Desmond Fonn, Professor Emeritus and Founding Director of the Centre for Contact Lens Research at the University of Waterloo’s School of Optometry in Canada, said The Institute for Macromolecular Research, where Dr Wichterle was employed, didn’t fully recognise the significance of his work which led him to develop the spin-casting technique for hydrophilic lenses using the toy Meccano set.

‘Eventually, Bausch & Lomb Inc. acquired the patent, introducing the first spin-cast hydrogel contact lenses,’ Professor Fonn wrote in Contact Lens Update. ‘You could argue that the emergence of soft contact lenses was the most significant eyecare development in the last century, spawning an industry that currently includes approximately 140 million lens wearers worldwide.’

The future

 A comprehensive review of advancements to come in contact lenses has been written by Professor Lyndon Jones, director of the Centre for Ocular Research & Education (CORE).

Contact Lens Technologies of the Future joins nine other papers in a special edition of the BCLA-led Contact Lens Evidence-based Academic Reports (CLEAR.)

‘There are a range of diverse technologies that are shaping the future of contact lenses, in some cases already showing their potential in late-stage development initiatives and even commercially-available products,” Professor Jones said.

‘Novel biomaterials, nanotechnology progress, unique optical designs, biosensing discoveries, antibacterial agents and even battery miniaturization and power transfer are coalescing like never before.
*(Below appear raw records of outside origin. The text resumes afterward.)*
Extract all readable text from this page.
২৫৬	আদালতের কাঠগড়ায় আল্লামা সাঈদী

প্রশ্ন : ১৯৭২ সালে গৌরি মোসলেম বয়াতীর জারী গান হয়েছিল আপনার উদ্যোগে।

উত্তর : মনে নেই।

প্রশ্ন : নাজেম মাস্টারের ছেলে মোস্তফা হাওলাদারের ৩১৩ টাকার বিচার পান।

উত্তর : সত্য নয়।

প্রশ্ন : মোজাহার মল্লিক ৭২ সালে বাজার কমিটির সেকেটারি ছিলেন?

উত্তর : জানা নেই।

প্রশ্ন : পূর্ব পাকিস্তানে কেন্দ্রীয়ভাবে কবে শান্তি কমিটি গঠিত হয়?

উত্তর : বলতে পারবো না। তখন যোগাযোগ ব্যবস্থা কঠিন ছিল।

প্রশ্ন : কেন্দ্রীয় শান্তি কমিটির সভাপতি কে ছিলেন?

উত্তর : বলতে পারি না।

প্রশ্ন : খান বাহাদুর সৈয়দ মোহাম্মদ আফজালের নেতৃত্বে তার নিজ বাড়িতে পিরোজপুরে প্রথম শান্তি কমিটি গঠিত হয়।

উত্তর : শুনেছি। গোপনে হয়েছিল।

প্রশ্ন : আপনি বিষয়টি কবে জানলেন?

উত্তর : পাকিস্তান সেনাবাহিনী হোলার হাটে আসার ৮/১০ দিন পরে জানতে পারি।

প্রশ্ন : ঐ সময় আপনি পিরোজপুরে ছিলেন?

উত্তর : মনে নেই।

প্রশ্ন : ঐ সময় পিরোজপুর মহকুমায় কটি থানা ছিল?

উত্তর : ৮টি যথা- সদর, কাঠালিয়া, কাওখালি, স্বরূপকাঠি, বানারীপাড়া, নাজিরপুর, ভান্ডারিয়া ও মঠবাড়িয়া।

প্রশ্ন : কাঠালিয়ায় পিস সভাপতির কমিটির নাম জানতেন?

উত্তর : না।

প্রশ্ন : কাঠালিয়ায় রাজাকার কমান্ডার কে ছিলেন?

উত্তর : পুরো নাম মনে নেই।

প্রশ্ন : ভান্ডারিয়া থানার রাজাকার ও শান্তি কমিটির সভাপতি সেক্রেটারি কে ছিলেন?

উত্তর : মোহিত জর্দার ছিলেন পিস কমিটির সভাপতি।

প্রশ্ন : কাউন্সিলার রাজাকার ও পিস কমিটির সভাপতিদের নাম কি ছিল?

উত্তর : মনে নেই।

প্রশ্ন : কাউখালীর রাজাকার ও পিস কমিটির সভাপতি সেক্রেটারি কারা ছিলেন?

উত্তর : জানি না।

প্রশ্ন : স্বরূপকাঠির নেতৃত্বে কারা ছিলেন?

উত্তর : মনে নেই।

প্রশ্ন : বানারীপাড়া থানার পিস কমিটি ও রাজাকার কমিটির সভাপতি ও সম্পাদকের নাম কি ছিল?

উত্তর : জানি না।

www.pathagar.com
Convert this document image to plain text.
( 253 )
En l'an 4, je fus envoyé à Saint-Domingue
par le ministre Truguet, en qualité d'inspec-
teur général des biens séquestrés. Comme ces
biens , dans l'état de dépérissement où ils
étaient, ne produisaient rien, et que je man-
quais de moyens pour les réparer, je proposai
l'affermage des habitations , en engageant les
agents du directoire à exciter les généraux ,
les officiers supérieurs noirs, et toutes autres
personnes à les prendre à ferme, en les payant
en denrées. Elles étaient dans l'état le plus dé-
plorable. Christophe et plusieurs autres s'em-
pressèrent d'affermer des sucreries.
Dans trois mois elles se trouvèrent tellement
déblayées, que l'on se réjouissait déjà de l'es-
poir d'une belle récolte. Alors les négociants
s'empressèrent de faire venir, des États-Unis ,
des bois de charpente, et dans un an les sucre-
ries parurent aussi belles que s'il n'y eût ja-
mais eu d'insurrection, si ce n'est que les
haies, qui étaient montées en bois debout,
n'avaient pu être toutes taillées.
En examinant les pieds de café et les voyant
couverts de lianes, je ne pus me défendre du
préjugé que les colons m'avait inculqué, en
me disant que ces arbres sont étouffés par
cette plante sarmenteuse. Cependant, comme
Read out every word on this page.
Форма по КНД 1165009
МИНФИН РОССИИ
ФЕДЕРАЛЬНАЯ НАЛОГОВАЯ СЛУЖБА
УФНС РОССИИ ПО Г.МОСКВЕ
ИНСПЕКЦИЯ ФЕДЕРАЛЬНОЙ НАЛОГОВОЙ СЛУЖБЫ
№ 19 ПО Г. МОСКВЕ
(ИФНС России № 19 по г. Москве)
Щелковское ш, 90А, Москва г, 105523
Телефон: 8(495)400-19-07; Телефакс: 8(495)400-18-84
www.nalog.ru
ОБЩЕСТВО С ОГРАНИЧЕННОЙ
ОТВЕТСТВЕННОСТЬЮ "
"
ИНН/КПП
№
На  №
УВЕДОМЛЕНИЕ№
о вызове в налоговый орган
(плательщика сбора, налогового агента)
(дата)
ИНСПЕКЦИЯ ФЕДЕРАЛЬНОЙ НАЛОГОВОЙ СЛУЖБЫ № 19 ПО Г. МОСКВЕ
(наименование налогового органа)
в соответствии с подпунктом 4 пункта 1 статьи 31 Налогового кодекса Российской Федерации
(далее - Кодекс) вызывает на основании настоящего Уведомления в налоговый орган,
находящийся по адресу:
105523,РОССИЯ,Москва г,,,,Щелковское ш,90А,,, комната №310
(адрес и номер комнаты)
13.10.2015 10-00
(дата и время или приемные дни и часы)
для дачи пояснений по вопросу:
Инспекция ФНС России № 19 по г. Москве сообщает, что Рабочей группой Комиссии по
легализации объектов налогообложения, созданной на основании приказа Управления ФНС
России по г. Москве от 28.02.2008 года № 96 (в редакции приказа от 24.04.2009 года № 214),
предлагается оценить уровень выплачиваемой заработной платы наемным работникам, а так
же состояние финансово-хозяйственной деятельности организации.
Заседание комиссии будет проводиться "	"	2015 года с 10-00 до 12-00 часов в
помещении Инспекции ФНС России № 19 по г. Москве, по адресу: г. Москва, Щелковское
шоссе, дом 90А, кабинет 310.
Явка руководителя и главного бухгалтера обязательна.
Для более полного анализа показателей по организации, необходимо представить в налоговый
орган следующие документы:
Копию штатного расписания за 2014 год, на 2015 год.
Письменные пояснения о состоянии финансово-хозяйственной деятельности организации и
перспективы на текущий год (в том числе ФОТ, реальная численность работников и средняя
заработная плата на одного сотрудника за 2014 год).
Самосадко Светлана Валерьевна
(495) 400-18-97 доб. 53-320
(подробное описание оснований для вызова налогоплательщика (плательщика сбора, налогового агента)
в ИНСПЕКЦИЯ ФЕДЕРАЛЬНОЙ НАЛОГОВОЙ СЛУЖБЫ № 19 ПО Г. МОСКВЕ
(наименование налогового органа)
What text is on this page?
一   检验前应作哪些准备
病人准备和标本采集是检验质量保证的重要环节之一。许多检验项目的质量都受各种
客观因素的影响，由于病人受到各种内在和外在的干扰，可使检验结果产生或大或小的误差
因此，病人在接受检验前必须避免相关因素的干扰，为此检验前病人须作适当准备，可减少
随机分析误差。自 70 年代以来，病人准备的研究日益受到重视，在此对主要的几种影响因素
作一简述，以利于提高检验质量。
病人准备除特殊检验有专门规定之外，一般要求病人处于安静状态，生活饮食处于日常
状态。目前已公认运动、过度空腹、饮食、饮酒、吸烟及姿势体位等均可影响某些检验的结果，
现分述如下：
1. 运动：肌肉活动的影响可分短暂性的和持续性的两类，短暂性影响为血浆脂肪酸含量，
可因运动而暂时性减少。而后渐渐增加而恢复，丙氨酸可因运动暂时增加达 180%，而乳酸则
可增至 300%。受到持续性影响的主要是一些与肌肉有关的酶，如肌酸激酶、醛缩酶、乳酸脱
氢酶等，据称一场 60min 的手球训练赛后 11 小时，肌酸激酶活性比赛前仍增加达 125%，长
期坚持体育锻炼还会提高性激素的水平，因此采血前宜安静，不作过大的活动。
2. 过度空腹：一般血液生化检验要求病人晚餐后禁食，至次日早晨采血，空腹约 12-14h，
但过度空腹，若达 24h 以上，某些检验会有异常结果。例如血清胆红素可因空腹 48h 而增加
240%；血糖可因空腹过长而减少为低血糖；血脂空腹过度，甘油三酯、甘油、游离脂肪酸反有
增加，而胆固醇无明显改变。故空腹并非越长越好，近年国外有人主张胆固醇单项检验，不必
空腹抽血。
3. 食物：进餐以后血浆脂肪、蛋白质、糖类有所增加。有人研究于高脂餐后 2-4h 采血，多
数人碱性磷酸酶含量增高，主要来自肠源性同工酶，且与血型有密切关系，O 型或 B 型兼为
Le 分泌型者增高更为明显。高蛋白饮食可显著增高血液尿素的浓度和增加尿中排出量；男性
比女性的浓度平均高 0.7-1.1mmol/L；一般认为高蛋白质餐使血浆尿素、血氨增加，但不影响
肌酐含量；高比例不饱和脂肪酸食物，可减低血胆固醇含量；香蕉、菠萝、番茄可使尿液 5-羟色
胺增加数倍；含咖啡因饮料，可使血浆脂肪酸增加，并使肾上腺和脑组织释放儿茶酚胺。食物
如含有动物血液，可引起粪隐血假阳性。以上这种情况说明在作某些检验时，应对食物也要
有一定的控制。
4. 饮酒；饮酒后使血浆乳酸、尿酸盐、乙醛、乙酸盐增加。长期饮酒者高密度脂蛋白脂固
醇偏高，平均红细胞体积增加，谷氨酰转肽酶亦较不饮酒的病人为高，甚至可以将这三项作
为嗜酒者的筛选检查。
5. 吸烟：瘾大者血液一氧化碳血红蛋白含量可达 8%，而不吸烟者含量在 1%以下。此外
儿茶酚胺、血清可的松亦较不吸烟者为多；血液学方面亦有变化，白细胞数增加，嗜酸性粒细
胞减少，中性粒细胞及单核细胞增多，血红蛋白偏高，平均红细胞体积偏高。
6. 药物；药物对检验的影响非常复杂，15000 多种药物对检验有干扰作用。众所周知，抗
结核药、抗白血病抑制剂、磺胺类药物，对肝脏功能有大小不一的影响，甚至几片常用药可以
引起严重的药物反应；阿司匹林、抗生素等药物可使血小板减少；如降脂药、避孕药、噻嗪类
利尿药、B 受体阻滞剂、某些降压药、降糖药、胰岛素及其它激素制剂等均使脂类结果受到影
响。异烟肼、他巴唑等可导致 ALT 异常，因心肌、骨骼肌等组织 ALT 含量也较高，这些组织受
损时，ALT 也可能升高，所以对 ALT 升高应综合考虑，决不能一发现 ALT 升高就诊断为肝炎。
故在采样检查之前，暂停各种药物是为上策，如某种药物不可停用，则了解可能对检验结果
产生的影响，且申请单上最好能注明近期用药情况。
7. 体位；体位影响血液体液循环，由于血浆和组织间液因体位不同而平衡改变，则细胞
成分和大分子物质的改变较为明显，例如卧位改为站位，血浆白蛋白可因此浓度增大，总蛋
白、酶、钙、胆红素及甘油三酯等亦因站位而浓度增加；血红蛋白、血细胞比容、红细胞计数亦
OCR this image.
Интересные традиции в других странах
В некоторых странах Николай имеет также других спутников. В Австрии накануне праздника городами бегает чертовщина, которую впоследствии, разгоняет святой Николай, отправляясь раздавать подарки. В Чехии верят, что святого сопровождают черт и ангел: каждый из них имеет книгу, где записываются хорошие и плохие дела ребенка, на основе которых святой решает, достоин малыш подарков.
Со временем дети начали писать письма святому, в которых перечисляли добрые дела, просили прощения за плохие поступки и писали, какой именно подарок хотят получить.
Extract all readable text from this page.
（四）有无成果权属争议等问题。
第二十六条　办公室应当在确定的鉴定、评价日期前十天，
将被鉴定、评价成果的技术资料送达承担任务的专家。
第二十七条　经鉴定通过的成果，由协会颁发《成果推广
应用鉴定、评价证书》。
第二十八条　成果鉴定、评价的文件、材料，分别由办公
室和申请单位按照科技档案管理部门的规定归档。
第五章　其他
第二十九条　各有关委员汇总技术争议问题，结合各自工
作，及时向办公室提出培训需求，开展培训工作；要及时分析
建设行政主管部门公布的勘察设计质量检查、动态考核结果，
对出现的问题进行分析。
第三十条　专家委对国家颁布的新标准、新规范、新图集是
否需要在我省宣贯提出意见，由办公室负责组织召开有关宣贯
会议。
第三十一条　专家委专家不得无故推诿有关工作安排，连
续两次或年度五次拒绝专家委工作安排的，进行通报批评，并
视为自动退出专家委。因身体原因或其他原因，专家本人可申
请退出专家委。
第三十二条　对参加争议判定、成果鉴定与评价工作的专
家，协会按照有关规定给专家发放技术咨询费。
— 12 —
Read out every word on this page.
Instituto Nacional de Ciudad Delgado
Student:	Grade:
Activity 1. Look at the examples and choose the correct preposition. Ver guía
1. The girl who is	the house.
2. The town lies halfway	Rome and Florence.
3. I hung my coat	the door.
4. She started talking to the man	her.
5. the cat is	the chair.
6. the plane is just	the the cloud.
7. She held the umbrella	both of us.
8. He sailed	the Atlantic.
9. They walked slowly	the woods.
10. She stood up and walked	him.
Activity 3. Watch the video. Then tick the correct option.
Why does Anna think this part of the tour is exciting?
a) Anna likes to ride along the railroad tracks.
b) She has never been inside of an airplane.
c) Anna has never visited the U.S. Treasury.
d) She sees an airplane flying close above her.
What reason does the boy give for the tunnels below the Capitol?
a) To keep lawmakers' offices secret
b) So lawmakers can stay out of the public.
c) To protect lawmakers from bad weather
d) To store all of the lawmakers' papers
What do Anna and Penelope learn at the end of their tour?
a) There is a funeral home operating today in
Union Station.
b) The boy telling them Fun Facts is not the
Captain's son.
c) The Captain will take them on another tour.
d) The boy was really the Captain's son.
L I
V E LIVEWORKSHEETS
The next several years will see incredible advancements and growth for an expanded contact lens category.

Contact lenses to detect and monitor diabetes, cancer and dry eye

‘Biomarkers in the tear film will give rise to diagnostic contact lenses to help detect and monitor systemic and ocular diseases, including diabetes, cancer, and dry eye disease.

‘Integrated circuit progress may give rise to in-lens intraocular pressure monitoring for glaucoma and even retinal vasculature imaging for early detection of diseases such as hypertension, stroke and diabetes.’

Embedded, tunable spectral filtering may mitigate colour vision deficiencies and drug delivering contact lenses may offer more accurate dosing versus traditional eye drops.

An easy-to-read summary which consolidates conclusions from the BCLA’s CLEAR initiative is published today in Contact Lens Update.